Ein illustratives Beispiel zu den verschiedenen Verhaltensweisen bietet die Entdeckung des Pulvers. In China, wo man Pulver schon seit den ersten Jahrhunderten christlicher Zeitrechnung kannte, verwendete man es für Feuerwerke - in Europa führte seine Entdeckung zur Konstruktion von Kanonen und Musketen.

Das dualistische Verständnis hat auch seine Auswirkungen im persönlichen Bereich. Das eigene Böse muß ebenfalls beseitigt werden. es wird verdrängt. Aber es bleibt trotzdem wirksam.
C.G. Jung drückt dies in einem Bild so aus:

"Ein liebender Glaube an eine solche Gestalt (gemeint ist Christus) kann natürlich nicht umhin, sein Haus vom schwarzen Unrat zu reinigen. Aber irgendwo muß sich letzterer anhäufen, und wo dieser Haufen liegt, da wird auch die gesündestes und schönste Natur von üblem Gestank verpestet."

Für den "personellen Bereich hat die Psychoanalyse das Modell der Verarbeitung des sogenannten 'Bösen', das heißt des Unbewußten, geschaffen" (ebd., S. 167). Dies gerade aus der Erkenntnis heraus, daß die Vernichtung, beziehungsweise Verdrängung, des Dunkeln nicht dessen Ende bedeutet.

Aber diese Erkenntnis sollte nicht nur im Individuellen gelten, sie wäre auch im sozialen Bereich genauso notwendig. Auch dort wäre es wichtig, das "Böse" nicht mehr vernichten zu wollen, sondern es zu verarbeiten und zu integrieren, um es zu einem Teil des Ganzen zu machen - dem umfassenden Drache gleich, dessen bedrohliche, finstere Seite ebenso Teil des Gesamten ist.

So ist es eine erfreuliche Entdeckung, daß in verschiedenen neueren Kinderbüchern der Drache eine neue, fast durchwegs positive Rolle erhält. Ein Beleg dafür, daß in diesen Büchern die Erkenntnisse der Psychoanalyse zur Wirkung kommen, oder aber, daß Schriftsteller ein besonders gutes Gespür dafür haben, was eine Zeit nötig hat.

Das Symbol und der Mensch

Das Symbol umfaßt das, was dem menschlichen Geist durch Darstellungen, durch das Hören oder Lesen von Texten, und durch direkte Erlebnisse vermittelt wird. All das findet seine Einheit im Symbol. Auf der einen Seite umfaßt diese Einheit die vielfältigsten Erfahrungen, auf der anderen Seite schwingen bei einer bestimmten Erfahrung dank dem Symbol immer andere Bezüge mit.
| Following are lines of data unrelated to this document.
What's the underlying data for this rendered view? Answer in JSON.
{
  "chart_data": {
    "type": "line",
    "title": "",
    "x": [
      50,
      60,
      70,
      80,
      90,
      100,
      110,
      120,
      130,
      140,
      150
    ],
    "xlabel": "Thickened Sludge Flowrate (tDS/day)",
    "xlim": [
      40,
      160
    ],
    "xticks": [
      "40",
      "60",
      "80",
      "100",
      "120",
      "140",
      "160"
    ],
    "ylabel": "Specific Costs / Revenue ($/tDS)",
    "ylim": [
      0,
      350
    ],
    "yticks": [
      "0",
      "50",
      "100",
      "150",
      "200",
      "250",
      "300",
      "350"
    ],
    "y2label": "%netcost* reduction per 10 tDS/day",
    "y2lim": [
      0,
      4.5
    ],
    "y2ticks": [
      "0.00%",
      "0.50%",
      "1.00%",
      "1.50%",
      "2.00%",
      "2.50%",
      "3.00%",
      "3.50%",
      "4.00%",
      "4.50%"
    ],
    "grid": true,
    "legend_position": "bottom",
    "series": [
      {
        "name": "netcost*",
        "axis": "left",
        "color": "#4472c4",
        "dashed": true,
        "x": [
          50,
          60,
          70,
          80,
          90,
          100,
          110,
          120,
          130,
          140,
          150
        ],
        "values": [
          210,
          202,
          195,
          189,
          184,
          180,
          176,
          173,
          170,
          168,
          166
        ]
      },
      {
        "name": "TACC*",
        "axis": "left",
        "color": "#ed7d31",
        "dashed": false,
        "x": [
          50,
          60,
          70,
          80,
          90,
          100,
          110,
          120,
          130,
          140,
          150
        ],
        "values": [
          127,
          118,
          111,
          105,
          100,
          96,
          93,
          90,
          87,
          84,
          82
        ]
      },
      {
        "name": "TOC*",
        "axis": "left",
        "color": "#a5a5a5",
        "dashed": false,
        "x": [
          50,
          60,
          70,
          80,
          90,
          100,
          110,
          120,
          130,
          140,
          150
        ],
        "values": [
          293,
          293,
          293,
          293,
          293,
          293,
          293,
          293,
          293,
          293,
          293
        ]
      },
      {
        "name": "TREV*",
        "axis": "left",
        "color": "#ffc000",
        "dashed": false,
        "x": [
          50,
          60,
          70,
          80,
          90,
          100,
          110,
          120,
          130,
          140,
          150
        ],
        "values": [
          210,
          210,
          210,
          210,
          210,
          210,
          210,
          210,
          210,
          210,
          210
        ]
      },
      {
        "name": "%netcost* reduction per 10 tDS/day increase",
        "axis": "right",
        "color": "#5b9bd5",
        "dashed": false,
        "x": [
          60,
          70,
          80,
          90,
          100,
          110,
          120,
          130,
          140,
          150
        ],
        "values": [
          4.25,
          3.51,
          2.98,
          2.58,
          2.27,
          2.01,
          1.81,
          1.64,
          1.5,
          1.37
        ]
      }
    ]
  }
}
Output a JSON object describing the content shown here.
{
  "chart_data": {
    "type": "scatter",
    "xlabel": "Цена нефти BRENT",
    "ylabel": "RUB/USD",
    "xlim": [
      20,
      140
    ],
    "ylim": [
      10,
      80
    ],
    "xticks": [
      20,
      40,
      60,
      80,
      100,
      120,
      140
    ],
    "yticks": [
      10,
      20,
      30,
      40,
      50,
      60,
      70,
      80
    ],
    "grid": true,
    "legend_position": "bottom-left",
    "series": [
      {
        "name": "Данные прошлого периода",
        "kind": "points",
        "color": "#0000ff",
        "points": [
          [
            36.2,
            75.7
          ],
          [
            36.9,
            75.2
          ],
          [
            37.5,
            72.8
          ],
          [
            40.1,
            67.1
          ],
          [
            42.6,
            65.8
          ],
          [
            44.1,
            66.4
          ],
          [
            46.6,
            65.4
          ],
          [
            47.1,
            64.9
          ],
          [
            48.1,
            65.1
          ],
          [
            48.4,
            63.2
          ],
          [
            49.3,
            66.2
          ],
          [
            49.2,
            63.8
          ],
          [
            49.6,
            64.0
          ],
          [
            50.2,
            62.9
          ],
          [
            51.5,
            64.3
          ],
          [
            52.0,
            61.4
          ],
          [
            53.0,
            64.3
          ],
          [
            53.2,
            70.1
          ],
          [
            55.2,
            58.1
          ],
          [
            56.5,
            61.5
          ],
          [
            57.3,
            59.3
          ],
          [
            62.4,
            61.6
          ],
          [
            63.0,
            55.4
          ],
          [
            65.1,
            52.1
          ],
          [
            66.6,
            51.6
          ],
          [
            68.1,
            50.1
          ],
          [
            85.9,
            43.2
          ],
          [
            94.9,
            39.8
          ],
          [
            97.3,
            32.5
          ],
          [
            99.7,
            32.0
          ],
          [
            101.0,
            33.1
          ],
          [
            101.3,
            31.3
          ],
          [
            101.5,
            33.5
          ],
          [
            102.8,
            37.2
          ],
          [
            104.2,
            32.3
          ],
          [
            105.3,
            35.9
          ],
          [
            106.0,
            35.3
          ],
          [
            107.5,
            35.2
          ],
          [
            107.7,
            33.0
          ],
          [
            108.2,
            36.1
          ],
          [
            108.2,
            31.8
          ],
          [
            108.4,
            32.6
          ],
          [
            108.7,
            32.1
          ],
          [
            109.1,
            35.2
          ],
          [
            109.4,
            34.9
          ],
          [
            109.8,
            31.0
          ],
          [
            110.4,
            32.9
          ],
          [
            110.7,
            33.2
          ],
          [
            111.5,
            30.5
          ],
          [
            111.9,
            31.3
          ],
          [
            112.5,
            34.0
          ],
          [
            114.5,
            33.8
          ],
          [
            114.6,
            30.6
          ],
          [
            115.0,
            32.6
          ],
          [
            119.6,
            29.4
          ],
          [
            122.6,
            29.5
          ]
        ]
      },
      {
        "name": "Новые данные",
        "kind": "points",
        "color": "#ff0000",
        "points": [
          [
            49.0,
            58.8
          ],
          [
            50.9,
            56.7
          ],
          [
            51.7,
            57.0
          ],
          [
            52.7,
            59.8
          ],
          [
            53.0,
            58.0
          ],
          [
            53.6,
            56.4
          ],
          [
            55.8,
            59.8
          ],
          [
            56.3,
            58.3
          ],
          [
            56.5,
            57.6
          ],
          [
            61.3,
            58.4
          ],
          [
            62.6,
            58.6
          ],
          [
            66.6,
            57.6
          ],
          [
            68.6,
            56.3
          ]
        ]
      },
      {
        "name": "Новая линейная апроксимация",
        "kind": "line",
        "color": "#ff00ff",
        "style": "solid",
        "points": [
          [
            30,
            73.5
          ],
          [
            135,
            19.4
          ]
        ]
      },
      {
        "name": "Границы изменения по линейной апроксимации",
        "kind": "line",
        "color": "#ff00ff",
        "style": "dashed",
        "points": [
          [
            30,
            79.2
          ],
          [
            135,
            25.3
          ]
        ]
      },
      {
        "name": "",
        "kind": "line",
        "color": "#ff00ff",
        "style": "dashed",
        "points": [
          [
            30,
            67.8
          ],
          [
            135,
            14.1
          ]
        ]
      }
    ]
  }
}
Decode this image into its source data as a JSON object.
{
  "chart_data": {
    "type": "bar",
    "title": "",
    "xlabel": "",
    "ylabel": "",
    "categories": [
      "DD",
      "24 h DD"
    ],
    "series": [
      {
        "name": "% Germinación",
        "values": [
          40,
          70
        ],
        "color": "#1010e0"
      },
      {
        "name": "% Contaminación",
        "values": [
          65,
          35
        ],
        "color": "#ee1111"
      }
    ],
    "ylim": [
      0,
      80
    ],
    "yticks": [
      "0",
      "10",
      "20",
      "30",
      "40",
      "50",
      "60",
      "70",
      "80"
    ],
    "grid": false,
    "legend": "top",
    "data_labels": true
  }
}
So werden einzelne Erfahrungen nicht außerhalb eines umfassenden Kontextes erlebt.
Das Symbol begleitet den Menschen bewußt und unbewußt in seinem Leben. Es ist da im verlaufenden Alltag. Es ist aber auch da, wenn das Leben einer Zerreißprobe unterzogen ist. Wahrscheinlich erweist gerade hier das Symbol seine integrierende kraft. In Situationen, in denen Worte allein nicht genügen, können es Bilder, umfassende Bilder sein, die den Menschen nicht in einem Lebensaspekt versinken lassen, sondern ihm zurückhelfen können zu einem gesamtheitlichen Leben.

Das bildhafte Denken vermag gerade Uneinheitliches zusammenzutragen. Unser Alltagsdenken besteht aus logischem und bildhaften Denken, wobei das zweite manchmal sehr unbewußt vorhanden sein kann. Im Drachen spiegelt sich die Grundtendenz des bildhaften Denkens einer Kultur.
Auf keinen Fall sollte auf das Symbol verzichtet werden, weil die darin enthaltenen Erfahrungen sich nicht einfach in die logisch-begriffliche Sprache überführen lassen. Vieles würde und müßte dabei verloren gehen, nicht zuletzt die dem Symbol eigene Offenheit. Der Verzicht auf die Symbole würde aber auch den Menschen nicht in seinem ganzen Wesen ernst nehmen. Er braucht, um sein Leben führen zu können, beides, die bildhaften, symbolischen Vorstellungen wie auch die praktisch-logischen Fähigkeiten. Wer den Menschen erreichen will, muß ihn auf seiner logischen und seiner bildhaften Denkebene ansprechen.

Mit Fabelwesen werden gleichsam also auch Symbole geboren. Symbole, die sowohl im Leben des Einzelnen als auch im kulturellen Leben wirken: "Der Drache ist keine zoologische Spezies, der Drache ist aber eine Wirklichkeit. Der Mensch macht diesen Wirklichkeit, wird aber in seinem Denken und Handeln durch sie beeinflußt." (ebd., S. 86).